One Backbytes reader claims to have detected an unfortunate error from last week. ‘Your frequent tirade against those with unfortunate facial hair is bad enough, but kindly reprint Nigel Hardy’s picture, this time with his hair where it should be, on his head, and not upside down as your printers have printed it,’ says Peter Phillips. We won’t let it happen again Peter, although we would like to point out that Nigel made a significant contribution himself.

Cable and wireless

It looks as if our request for stories of computer users with silly health-based computer problems may be a closely-fought battle. ‘Health-based excuses? We hear loads,’ says a tired-sounding Phil Reah, from CCLI. ‘One user decided she wanted a wireless mouse, so claimed that hers was causing RSI as it was too heavy.

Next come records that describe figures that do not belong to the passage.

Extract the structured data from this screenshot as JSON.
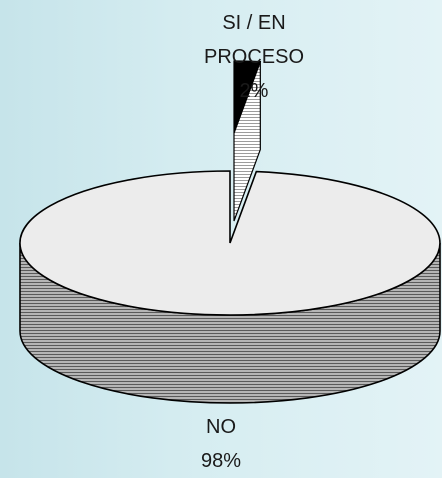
{
  "chart_data": {
    "type": "pie",
    "style": "3d-exploded",
    "legend": "none",
    "slices": [
      {
        "label_lines": [
          "SI / EN",
          "PROCESO"
        ],
        "value": 2,
        "percent_label": "2%",
        "color": "#000000",
        "exploded": true
      },
      {
        "label_lines": [
          "NO"
        ],
        "value": 98,
        "percent_label": "98%",
        "color": "#ececec",
        "side_color": "#8f8f8f",
        "exploded": false
      }
    ]
  }
}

Why was it too heavy? “Well, it has to pull that cable round after it”, she said.’ There’s a happy ending to this story, as Phil’s user was saved from RSI after his team purchased a wireless mouse, which, containing batteries, is heavier than the old one, even counting the cable. From the physically challenged to the mentally: ‘While visiting a customer a couple of years ago, the IT staff told me that some users had asked for the Microsoft “paperclip guy” to be removed from their PCs,’ says Paul Emmett, at Agresso. ‘Not on the basis that it’s an irritation, but because they found its “winking and wiggling eyebrows” rude and suggestive.’ Any more hypochondriac, phobic, or just plain weird users?

Going, going, gone underground

In a display of what consultants call ‘synergy’, several readers all write to us this week to add their dead passenger stories to our thread on ‘things left on trains’. Trouble is, they are all adding the same story about how a friend was on a train, with a woman sitting opposite her, staring into her eyes. We won’t tell you the rest, just look it up on the bible of urban myth: www.snopes.com/horrors/gruesome/subway.htm. While you’re all lying to us, Snopes does reference a true dead-person-on-a-train story: ‘In 1999, 37-year-old Ignacio Mendez expired on a New York subway during the morning rush yet was not discovered until hours later. “He was found sitting up, his head slightly tilted down, eyes closed looking like a typical rider taking a catnap before his stop” reported the New York Daily News,’ the site tells us. Look carefully at the guy opposite. Shouldn’t he have moved since lunchtime?

Sensos working overtime

Sadly, we are unable to bring you a silly Japanese invention this week. Instead, Swiss company Rinspeed Design has created a car called the Senso. ‘The Senso has, not without reason, been labelled the most
sensuous car in the world. The Senso actually “senses” the driver by measuring his (or her) biometric data, and then exerts a positive effect on him with the help of patterns, colors, music and fragrances. A person who is relaxed and wide-awake simply drives better and more safely,’ says the car data sheet at www.rinspeed.com. It also tells us about the particularly active on-board computer: ‘A “Mobile Eye” camera records his driving behaviour, in other words how well and how often he changes lane, and how close and at what speed he approaches the cars in front. Then an HP on-board computer evaluates the data and establishes, with the aid of special algorithms, the driver’s current state of mind.’ If that state of mind is that you have fallen asleep, the computer will shake you awake by vibrating your seat.